Genetic changes can be introduced into large lab populations over the span of a few generations with just a small number of modified mosquitoes. The technique could be used to create malaria-resistant mosquitoes.
Written by Janet Fang, Contributor

Teams around the world are feverishly working on genetically manipulating mosquitoes to end the spread of malaria.

But their success depends on how well the genetic modification spreads in the wild. What unique advantage must they have to out survive the natural population and control a disease affecting 300 million people a year?

Scientists are working on several strategies, ScienceNOW explains:

Many involve so-called selfish genes, strange stretches of naturally occurring DNA that have ways of spreading through populations in almost parasitic fashion. The idea is that these genes could be hitched to others that mess with the parasite's life cycle and make those spread as well. But although researchers have had some success in fruit flies, nobody has been able to get a gene drive system going in mosquitoes.

To that end, Andrea Crisanti from Imperial College London and colleagues have discovered a modified genetic element that can efficiently spread through caged populations of Anopheles gambiae (pictured), a key carrier of the malaria parasite, Plasmodium.

The genetic element – a homing endonuclease gene (HEG) called I-SceI – homes to a particular portion of the DNA, where it becomes integrated into the broken chromosome.

The process – a sequence-specific genetic drive – could be used to transmit a genetic manipulation through mosquitoes populations, affecting their ability to be malaria’s vector.

HEG is a selfish gene found in fungi, plants, and bacteria that can create a second copy of itself in individuals that have only one, ensuring all offspring have the gene as well.

  1. They bred a population of Anopheles mosquitoes that glowed in the dark with a green fluorescent gene.
  2. Then they released into their cages small numbers of mosquitoes with an HEG designed specifically to break up the fluorescent gene in sperm cells and insert itself into that same place on the chromosome (to ensure its dissemination into successive generations).
  3. To monitor the spread of HEG, they counted the number of glowing green mosquitoes in each generation.
  • The cages quickly grew darker over time, as the team observed rapid invasion and persistence of I-SceI through several generations of caged mosquitoes.

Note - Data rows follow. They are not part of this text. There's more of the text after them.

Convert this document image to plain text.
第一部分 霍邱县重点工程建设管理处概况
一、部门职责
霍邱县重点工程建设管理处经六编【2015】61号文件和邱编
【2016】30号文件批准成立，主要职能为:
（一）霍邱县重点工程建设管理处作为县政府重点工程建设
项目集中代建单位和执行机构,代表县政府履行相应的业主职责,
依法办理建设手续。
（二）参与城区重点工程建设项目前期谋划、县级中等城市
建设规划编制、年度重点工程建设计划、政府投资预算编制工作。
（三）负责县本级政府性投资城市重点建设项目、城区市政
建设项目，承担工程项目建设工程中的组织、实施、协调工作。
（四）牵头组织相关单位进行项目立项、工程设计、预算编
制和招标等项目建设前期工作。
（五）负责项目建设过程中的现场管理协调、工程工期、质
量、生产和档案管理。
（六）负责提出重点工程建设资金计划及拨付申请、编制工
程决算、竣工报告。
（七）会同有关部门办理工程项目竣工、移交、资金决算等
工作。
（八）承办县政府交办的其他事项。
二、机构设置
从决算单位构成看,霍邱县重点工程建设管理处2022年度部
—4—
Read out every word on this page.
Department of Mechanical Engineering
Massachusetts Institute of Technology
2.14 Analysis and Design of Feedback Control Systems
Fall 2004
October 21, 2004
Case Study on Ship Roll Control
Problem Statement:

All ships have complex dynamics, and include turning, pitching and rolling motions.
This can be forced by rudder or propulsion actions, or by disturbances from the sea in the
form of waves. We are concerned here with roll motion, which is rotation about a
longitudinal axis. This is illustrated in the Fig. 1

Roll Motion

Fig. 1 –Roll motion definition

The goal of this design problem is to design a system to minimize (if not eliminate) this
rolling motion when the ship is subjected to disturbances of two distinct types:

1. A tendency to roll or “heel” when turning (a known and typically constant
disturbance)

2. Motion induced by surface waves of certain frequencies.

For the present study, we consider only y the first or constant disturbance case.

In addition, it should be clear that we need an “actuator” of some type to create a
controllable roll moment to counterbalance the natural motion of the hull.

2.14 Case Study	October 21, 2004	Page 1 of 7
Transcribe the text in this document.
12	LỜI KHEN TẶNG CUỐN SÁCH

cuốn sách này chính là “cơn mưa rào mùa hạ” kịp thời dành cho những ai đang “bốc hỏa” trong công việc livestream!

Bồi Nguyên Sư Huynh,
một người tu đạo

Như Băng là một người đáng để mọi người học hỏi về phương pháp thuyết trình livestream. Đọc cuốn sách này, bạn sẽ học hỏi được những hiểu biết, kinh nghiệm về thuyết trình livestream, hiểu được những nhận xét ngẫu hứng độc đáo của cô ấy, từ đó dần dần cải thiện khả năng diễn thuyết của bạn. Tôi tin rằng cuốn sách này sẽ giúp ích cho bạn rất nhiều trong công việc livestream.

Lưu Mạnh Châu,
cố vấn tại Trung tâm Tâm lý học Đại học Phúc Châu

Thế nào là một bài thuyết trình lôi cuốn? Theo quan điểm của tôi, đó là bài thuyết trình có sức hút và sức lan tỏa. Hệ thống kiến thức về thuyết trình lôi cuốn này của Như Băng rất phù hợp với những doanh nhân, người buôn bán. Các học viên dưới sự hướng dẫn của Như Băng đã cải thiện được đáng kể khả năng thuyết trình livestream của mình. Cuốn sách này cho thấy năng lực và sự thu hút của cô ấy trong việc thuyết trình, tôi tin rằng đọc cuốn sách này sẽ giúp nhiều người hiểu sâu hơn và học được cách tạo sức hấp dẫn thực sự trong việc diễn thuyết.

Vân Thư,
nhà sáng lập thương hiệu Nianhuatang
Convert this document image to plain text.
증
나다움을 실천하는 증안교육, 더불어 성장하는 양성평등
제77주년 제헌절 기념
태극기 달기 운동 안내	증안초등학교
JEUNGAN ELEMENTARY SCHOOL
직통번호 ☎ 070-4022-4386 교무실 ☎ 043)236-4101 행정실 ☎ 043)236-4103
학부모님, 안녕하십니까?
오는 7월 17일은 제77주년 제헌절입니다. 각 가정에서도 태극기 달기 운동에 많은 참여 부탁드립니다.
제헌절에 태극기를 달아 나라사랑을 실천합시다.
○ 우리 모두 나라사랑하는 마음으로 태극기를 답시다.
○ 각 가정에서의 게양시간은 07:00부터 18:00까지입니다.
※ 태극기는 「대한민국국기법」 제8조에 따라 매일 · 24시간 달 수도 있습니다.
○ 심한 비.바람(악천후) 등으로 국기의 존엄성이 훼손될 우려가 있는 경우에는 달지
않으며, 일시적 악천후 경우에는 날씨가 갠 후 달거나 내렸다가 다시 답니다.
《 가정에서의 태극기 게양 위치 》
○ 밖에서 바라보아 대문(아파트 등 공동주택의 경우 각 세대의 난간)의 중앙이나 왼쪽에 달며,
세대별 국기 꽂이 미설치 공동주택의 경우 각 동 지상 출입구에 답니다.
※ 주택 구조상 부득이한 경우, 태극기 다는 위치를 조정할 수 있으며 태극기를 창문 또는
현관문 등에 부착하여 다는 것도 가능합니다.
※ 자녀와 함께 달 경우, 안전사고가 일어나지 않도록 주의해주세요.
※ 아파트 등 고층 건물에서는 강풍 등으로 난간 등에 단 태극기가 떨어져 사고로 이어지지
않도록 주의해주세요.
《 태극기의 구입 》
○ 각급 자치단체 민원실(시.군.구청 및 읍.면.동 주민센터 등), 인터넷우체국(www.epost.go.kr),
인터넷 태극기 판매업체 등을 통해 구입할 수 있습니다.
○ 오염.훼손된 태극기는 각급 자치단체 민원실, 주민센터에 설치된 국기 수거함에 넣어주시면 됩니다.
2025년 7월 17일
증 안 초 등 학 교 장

In fact, if just 1% of the mosquitoes had HEG at the start of the experiment, approximately 60% would 12 generations later.

The next step, Crisanti says, is to make HEG break up a gene crucial for malaria transmission. It could be an odor-recognition gene that helps the mosquito find its host or one that the malaria parasite needs to enter the mosquito's salivary glands. The team already has 10 to 15 candidates.

The study was published in Nature yesterday.